Dans ce contexte, le renforcement de la préparation aux pandémies nécessite notamment : des systèmes de surveillance épidémiologique robustes et sensibles ; des capacités de diagnostic en laboratoire performantes ; des mécanismes efficaces de coordination des urgences sanitaires ; des stratégies efficaces de communication sur les risques et d’engagement communautaire ; des dispositifs de prévention et de contrôle des infections ; une coordination intersectorielle renforcée selon l’approche ’’One Health’’.
En conséquence, l’objectif général de cet atelier est de : renforcer la préparation nationale aux pandémies liées aux agents pathogènes respiratoires à travers une planification multisectorielle et l’élaboration d’un plan de préparation national aux pandémies respiratoires.

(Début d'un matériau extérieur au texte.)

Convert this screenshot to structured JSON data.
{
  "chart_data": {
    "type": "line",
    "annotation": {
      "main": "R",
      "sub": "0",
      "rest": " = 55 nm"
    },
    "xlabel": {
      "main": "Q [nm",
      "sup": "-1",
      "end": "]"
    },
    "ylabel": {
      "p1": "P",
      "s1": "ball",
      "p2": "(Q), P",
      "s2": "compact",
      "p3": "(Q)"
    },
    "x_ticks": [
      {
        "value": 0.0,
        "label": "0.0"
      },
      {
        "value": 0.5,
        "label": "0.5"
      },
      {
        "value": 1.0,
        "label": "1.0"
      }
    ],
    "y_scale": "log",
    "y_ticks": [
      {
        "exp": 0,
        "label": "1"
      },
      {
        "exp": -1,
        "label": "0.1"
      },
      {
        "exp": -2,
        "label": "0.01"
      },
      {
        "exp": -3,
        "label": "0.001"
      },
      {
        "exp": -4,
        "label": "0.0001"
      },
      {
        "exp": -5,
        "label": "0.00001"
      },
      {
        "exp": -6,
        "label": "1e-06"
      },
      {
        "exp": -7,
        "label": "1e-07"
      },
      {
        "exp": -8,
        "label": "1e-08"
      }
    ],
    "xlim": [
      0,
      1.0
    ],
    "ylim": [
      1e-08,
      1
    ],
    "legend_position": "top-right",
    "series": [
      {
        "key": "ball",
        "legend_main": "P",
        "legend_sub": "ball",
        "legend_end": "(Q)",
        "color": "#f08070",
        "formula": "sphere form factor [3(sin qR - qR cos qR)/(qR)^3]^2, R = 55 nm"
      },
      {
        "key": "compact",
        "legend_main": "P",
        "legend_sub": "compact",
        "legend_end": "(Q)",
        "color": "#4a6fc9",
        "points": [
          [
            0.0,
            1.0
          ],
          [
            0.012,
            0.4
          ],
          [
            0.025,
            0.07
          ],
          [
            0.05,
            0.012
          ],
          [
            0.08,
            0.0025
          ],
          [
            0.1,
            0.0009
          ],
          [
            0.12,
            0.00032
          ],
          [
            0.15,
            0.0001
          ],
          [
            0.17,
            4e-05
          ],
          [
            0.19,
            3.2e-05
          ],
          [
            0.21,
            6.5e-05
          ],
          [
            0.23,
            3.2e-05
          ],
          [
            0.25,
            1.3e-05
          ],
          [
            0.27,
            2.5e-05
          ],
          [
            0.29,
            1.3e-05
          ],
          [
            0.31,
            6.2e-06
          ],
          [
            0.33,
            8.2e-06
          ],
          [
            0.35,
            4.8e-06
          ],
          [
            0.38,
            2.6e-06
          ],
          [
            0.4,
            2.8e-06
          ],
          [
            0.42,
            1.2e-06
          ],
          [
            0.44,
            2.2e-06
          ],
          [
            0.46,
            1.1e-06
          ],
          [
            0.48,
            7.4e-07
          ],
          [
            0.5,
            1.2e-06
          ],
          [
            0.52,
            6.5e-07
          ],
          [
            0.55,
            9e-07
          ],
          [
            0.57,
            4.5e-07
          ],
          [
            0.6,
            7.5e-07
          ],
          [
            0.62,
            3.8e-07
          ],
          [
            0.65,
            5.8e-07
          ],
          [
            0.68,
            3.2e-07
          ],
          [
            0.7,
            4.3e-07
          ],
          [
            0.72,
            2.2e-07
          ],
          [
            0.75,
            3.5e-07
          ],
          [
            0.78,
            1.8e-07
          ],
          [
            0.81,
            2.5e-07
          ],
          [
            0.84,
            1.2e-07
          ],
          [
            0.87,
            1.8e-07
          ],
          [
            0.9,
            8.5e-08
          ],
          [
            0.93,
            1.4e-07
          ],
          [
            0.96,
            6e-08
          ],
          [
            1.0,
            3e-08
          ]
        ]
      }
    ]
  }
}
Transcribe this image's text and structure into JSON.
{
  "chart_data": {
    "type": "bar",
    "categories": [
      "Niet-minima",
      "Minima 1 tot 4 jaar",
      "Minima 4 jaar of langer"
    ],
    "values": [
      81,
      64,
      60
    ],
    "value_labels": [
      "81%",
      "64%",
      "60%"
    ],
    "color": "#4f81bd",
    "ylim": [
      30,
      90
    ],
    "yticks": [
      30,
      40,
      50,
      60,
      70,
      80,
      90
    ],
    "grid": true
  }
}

Donc, les objectifs spécifiques dudit atelier sont de : analyser les capacités nationales existantes de préparation aux pandémies respiratoires ; identifier les lacunes dans les systèmes de surveillance, de laboratoire, de communication des risques et de réponse ; renforcer la coordination multisectorielle dans la gestion des urgences sanitaires ; actualiser les priorités nationales de préparation aux pandémies respiratoires ; élaborer un plan de préparation national avec des responsabilités claires et un calendrier de mise en œuvre.

« Nous sommes en atelier multisectoriel parce que tous les secteurs sont représentés. Afin de doter notre pays d’un plan de préparation et de réponse aux épidémies liées aux pathogènes respiratoires, parce que, nous sommes tous conscients des conséquences que la COVID, la pandémie de COVID, a causé au système national de santé, même ceux des pays les plus nantis, qui ont été durablement touchés, pas seulement les Systèmes de santé, mais aussi les économies qui ont été fragilisées à cause de cette pandémie de COVID-19 », a précisé le docteur Jean Médard Kankou, directeur de l’épidémiologie et de la lutte contre la maladie.
À l’issue de l’atelier : les capacités nationales de préparation aux pandémies respiratoires seront analysées ; les principales lacunes et priorités d’action seront identifiées ; un cadre de coordination multisectorielle est renforcé ; un plan de préparation aux pandémies respiratoires est élaboré.